“
In Dark Purity” vede l’esordio di
Jason Avery, sostituto di
Corpsegrinder, passato ai
Cannibal Corpse, e bisogna ammettere che la sua prova non lo fa certo rimpiangere, anzi.
Jason Avery è un’ugola veramente animalesca e profonda che ben si adatta a quello che è il disco più brutale e diretto della prima parte di carriera dei
Monstrosity, per intenderci quella che chiude gli anni ’90.
Il sound è meno strutturato e cervellotico rispetto a “
Millennium”, ha forme più concrete e immediate, che fanno dell’impatto e della brutalità il loro trademark, anche se ciò non si traduce in un disco da assalto all’arma bianca
tout court. D’altronde basta ascoltare pezzi come “
Suffering To The Conquered” o la bellissima “
The Angels Venom” per capire ciò che voglio dire.

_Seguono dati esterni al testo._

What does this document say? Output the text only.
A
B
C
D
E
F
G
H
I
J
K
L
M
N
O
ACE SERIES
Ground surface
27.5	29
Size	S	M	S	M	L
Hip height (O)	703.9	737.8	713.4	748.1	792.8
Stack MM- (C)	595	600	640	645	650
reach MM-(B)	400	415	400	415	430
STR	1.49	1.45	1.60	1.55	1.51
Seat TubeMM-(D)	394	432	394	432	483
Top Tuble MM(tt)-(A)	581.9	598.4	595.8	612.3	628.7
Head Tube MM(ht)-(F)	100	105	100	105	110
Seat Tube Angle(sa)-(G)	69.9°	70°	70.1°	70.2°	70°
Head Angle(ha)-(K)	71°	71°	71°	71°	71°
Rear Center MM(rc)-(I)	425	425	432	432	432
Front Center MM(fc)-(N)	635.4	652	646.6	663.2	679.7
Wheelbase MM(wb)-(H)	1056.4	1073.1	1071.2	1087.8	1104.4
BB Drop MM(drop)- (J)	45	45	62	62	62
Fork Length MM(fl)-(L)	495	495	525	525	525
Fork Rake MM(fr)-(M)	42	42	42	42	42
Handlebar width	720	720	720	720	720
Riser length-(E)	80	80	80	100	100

La varietà è sempre un pregio in un disco brutale e se questa non può essere raggiunta col songwriting o con soluzioni tecniche va quantomeno implementata a livello di mood. Sul punto ascoltate il finale di “
Dust To Dust”, che è quasi insostenibile per intensità e violenza sonora.
Musicalmente sono ancora presenti reminiscenze thrash degli inizi degli anni’90, come in “
Perpetual War”, che anticipano il tributo finale, con la cover di “
Angel Of Death” degli
Slayer, tutto ciò in controtendenza rispetto al momento storico, un 1999 nel quale il death metal d’ordinanza è tecnico, brutale e iperprodotto.
Tra i difetti del disco, oltre al fatto di essere tecnicamente inferiore ai primi due dischi, con meno personalità, c’è il fatto che è forse un po’ troppo lungo, 10 minuti abbondanti oltre la durata media dei dischi di inizio anni ’90. Ad allungare il brodo, se così si può dire, un intro orchestrale, “
The Hunt”, e un outro in salsa doomish, “
The Pillars Of Drear”, oltre ovviamente la cover degli
Slayer.
“
In Dark Purity” è a tutti gli effetti un buonissimo disco, ma i capolavori dei
Monstrosity vengono cronologicamente prima di questo.